Cette prise de position de la HAS allait à l’encontre des recommandations de nombreux pneumologues, cancérologues et radiologues, qui plaident pour un dépistage organisé du cancer du poumon chez les fumeurs.  

Des études en faveur d’un dépistage

Plusieurs études, dont les grands essais "NLST" et "NELSON", ont été publiées sur l'intérêt du dépistage chez les fumeurs.

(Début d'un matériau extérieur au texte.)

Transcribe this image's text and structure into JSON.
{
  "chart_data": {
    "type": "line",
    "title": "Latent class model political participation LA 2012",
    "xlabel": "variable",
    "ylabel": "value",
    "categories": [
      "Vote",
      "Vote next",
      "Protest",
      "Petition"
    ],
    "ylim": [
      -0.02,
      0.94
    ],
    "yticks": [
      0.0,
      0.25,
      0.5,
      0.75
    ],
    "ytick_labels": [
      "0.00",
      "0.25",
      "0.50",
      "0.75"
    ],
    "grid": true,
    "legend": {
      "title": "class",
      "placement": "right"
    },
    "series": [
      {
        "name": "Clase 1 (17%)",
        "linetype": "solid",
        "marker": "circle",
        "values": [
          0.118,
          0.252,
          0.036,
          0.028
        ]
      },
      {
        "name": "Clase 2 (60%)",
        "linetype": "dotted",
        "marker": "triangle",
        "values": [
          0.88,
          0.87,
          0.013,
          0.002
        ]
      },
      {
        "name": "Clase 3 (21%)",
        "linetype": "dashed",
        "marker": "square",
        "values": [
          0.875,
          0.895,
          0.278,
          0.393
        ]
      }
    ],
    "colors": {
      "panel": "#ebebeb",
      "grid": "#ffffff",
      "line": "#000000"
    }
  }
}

Et les résultats de ces études ont conduit la HAS à actualiser son avis sur le sujet.

Le dépistage par scanner à faible dose chez les personnes fortement exposées au tabac conduit à une réduction de la mortalité spécifique- Haute Autorité de Santé

Un cancer du poumon détecté tôt a des chances de guérison bien meilleures que s'il est repéré à un stade avancé, et le risque de mortalité est aussi diminué d’environ 20 % grâce au dépistage par scanner thoracique à faible dose. 

Cancer du poumon : une chirurgie de précision  —  Magazine de la Santé

L'INCa au coeur du futur dispositif

Quel type de fumeur sera ciblé ? Quelle seront les modalités d'examens ? Ces questions restent à ce jour en suspens. 

La HAS appelle à déléguer ce programme pilote et des études complémentaires en vie réelle à l'Institut National du Cancer (INCa).

"Des expérimentations françaises d'envergure sont nécessaires pour permettre de répondre aux différents points en suspens et statuer sur les modalités de dépistage les plus adaptées au système français", conclut la HAS.